Researchers at Fortinet’s FortiGuard Labs first spotted this wave of activity in May 2026 and published a detailed technical breakdown of how it operates. The infection begins when a victim opens a phishing PDF that claims to be corrupted and urges them to click an “Atualizar,” or Update, button. That click quietly opens a malicious webpage disguised as a government tax portal, which then checks whether the visitor is really located in Spain or Portugal before continuing.

Hidden JavaScript inside the PDF can trigger that malicious page automatically, so even a cautious user who avoids clicking is not always safe. The landing page also inspects IP address, browser language, and time zone, and blocks anyone connecting through a VPN. Fortinet noted that an earlier version of this screening ran directly in the browser; the operators have since moved it server-side so the exact filtering rules stay hidden from analysts. Visitors who fail the check simply see a Spanish-language “access denied” message instead of anything malicious.

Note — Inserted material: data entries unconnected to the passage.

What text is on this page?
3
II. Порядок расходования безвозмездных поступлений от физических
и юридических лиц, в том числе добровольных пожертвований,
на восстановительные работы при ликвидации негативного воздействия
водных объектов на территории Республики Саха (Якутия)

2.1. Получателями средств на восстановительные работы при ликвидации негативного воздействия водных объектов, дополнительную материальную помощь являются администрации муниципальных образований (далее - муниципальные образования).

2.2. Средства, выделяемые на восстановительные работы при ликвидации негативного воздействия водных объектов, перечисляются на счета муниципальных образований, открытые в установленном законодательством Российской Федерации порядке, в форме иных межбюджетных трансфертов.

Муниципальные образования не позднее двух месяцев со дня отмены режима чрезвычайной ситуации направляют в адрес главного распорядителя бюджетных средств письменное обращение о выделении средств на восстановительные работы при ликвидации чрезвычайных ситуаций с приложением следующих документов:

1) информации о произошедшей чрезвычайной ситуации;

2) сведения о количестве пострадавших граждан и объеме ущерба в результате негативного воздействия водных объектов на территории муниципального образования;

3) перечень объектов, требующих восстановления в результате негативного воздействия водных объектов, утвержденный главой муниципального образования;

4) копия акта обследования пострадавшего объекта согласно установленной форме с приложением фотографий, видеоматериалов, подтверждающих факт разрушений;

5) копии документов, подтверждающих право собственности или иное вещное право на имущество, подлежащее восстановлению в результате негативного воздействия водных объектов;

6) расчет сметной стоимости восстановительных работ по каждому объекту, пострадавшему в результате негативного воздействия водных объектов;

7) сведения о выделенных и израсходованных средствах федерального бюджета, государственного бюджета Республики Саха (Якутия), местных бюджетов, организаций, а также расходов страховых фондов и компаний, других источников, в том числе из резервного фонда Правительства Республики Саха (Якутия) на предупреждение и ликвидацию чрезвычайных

Visitors who pass the check receive an image file crafted to look like a harmless PDF icon. Hidden inside that image is a ZIP archive containing the actual Ousaban payload, a technique known as steganography. The malware installs quietly, sets up persistence through a registry entry named “Financeiro,” the Portuguese word for finance, and deletes traces of its own installation to complicate later forensic review.

Credential Theft and Command Infrastructure Built to Evade Takedown

Ousaban is not new. It belongs to a well-known family of Brazilian banking trojans sometimes grouped with Grandoreiro, Guildma, and Melcoz under the nickname “Tetrade.” What has changed is the wrapper around it, purpose-built to reach real victims in two specific countries while staying invisible to researchers and automated scanners located elsewhere.

Once installed, Ousaban stays dormant until the victim visits one of more than two dozen targeted banking sites, including Santander, BBVA, CaixaBank, Bankinter, and Caixa Geral de Depósitos. At that point it can capture screenshots, log keystrokes, tamper with the clipboard, and display fake bank screens designed to trick users into handing over login credentials directly.

Its command-and-control setup is built to survive takedown attempts. A Pastebin link embedded in the malware appears to point to a server address but is actually a decoy leading nowhere, according to Fortinet. The real command server address changes every 24 hours, generated from a hash of the current date pulled from a Google error page, which makes blocking yesterday’s domain pointless for defenders relying on static indicator lists.

Defensive Guidance

Fortinet’s guidance centers on treating suspicious lures with immediate suspicion rather than relying solely on automated scanning, since server-side screening means a sandboxed scanner may only ever see the harmless error page rather than the actual payload delivery. Recommended steps include:

  • Treat any PDF or email claiming a file is “corrupted” and requesting an update click as hostile by default.
  • Watch for “ClickFix”-style prompts asking users to paste a command into a terminal or run dialog to fix an error.
  • Apply extra scrutiny to unexpected invoice, factura, or tax-document attachments, particularly for organizations with staff or customers in Spain and Portugal.
  • Correlate endpoint, mail, DNS, and proxy logs rather than trusting sandbox verdicts alone, since this campaign is specifically engineered to look benign to automated analysis.